Wind advisory issued for parts of SE Wisconsin until 6 p.m.

After drowning, some life rings coming to Kenosha’s North Pier as further solutions weighed

KENOSHA -- City leaders on Monday, Sept. 17 proposed changes to Kenosha's North Pier in an effort to save lives, after a 17-year-old Indian Trail High School student drowned in Lake Michigan after jumping into the water from the pier.

"It shouldn't have taken this long to get where we are now," said Alderman David Bogdala.

Bogdala and Alderman Daniel Prozanski proposed two ordinances and one resolution to change safety measures on the pier.

"It's a basic responsibility of government to provide for public safety," said Alderman Daniel Prozanski.

The two council members proposed: fines for swimming within 150 feet of the pier, consequences for tampering with life rings and education in schools.

"I think that's an important aspect, of educating the public, and starting with kids is the way to go," said Prozanski.

Prozanski's pitch includes a partnership with the Coast Guard, police and fire agencies to educate children at a young age.

Donovan Anderson's body was recovered from Lake Michigan near Carthage College on Sept. 12. He was part of a group of students taking pictures and playing in the water on Sept. 6. Officials said he jumped into the lake off the pier and didn't resurface.

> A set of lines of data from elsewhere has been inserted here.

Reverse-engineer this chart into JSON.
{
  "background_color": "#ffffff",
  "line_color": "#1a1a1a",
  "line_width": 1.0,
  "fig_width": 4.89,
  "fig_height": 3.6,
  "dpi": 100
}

Kenosha Mayor John Antaramian

Rescue crews brought out boats, helicopters and dive teams to search for Anderson. However, the lake conditions were a challenge for crews early on.

Kenosha Mayor John Antaramian wants to add life ring kiosks at the pier, but a plan, including maintenance and a leasing agreement would have to be presented in writing to the U.S. Army Corps of Engineers.

"The rings will help, but we still need to find a solution to this. This is not going to be a simple solution, and so you have to deal with it accordingly," said Mayor Antaramian.

Mayor Antaramian said city leaders spoke with the Army Corps of Engineers about changing the infrastructure of the pier, which they weren't interested in doing.

"Up until now, the corps has not had a great deal of interest in dealing with the infrastructure on the Great Lakes period," said Antaramian.

A representative from the US Army Corps said the agency will move "as quickly as possible" but could not offer a timeline once the proposal is submitted.

He told FOX 6 the conversations are on their radar and they're "ready to review it and get the process going."

In the meantime, the city owns the Harbor Park side of the pier, and plans to make changes including three life rings that will be posted as soon as the supplies are in, according to the mayor.